CMO/CPOs faced with a global client base, obligations to meet multiple and varied country regulations, and the insane complexity of integrating with multiple customers would do well to heed the story of Almac Pharma Services.

Almac is a global pharmaceutical contract manufacturing and packaging service provider to more than 600 pharmaceutical and biotech companies worldwide. In addition to packaging services, the firm provides R&D, biomarker discovery and development, and active pharmaceutical ingredient (API) manufacture and formulation development capabilities.

The company, with 3,000 employees, is based in Craigavon, Northern Ireland, and has U.K. facilities in Elvingston and Manchester. In the U.S., it has facilities in Durham, NC; San Francisco; and two sites in Pennsylvania—Souderton, site of a recently opened, $120 million, 240,000-sq-ft North American headquarters facility; and Audubon, the company’s U.S. commercial pharmaceutical co-packing flagship operation.

Build versus buy
At the time of Almac’s initial requirements gathering in late 2009, there were many unknowns in the regulatory area, not least in the U.S. and E.U. Not only did it need a system that would address the majority of known serialization requirements, but it also needed one sufficiently flexible to permit any addition of updates to meet future global legislative e-pedigree and serialization requirements, in effect future-proofing of the system as much as possible. At that time, there was simply no configurable system that offered this flexibility.

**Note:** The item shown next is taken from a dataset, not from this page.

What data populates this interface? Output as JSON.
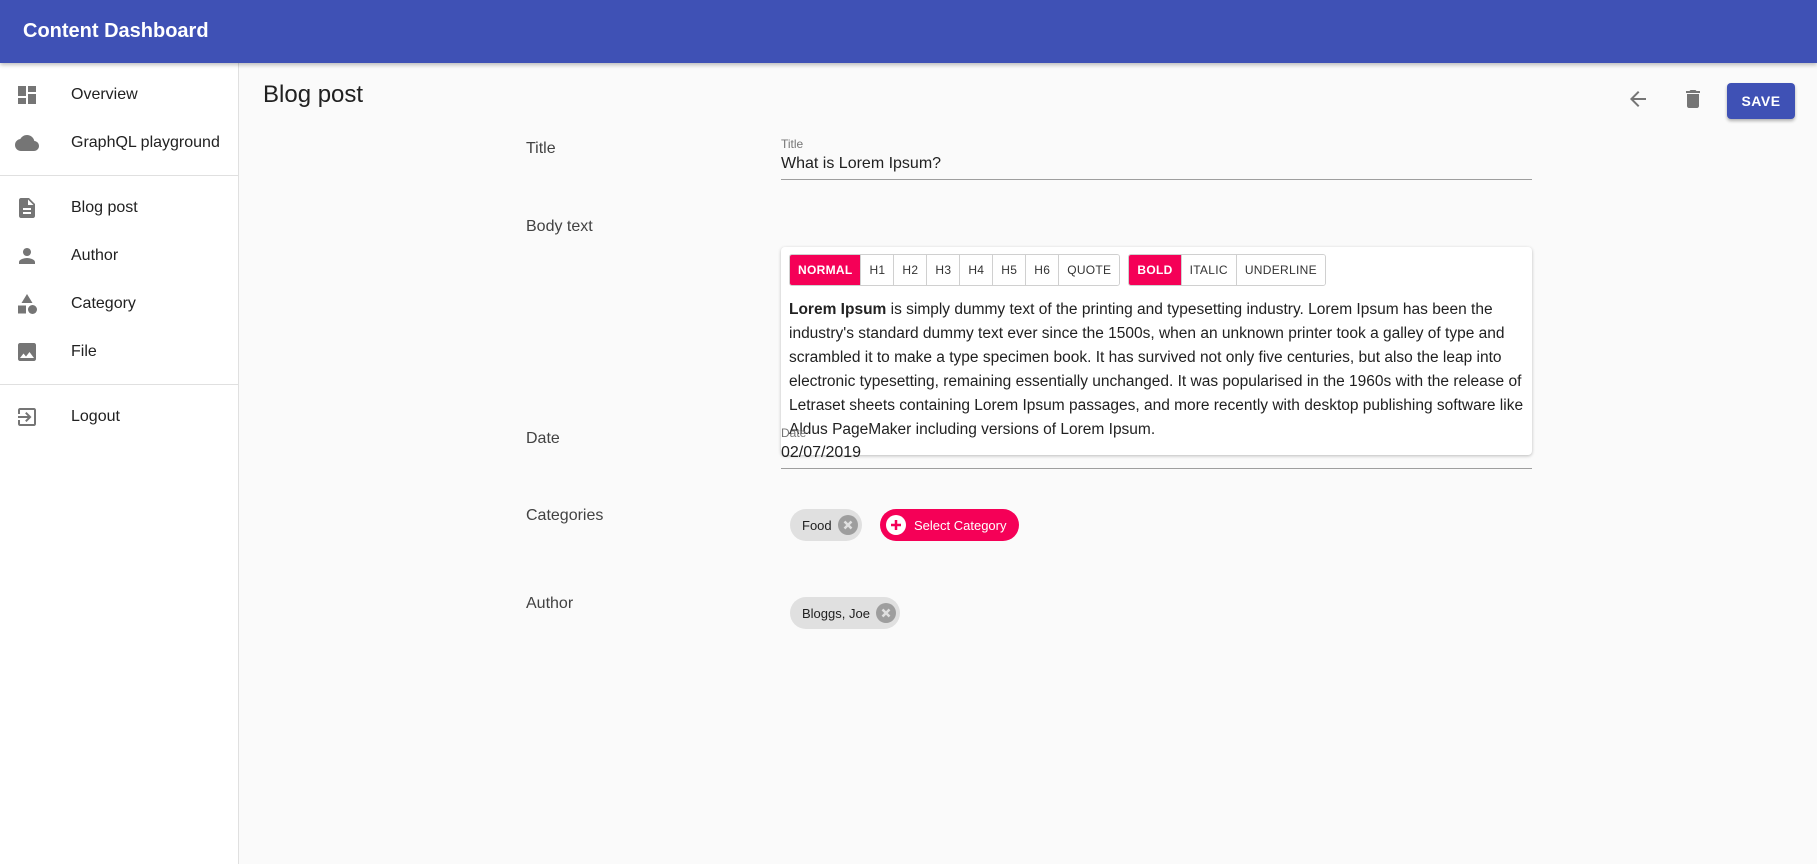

Since Almac had the in-house engineering and information technology expertise, it decided to build its own solution. Being self-supportive was an important factor, since the company did not want to be in a position to rely on a vendor for updates and support, nor did it want to rely on a vendor’s interpretation of global regulations.

Designing the system internally also allowed for a phased approach and a validation effort consistent with business and client requirements. And because it was designed in-house, it could be completely customized around current internal processes, thus reducing the impact of integrating the new equipment and processes that serialization would require.

A final benefit of a custom-built system is that Almac would possess the expertise in-house to customize the system to any customer requirements.

(For example, some customers are serializing not in response to regulatory or country requirements, but for internal stock control reasons. Such customers may have differing information they would require to incorporate within the 2D code, a different serialization number structure, etc.)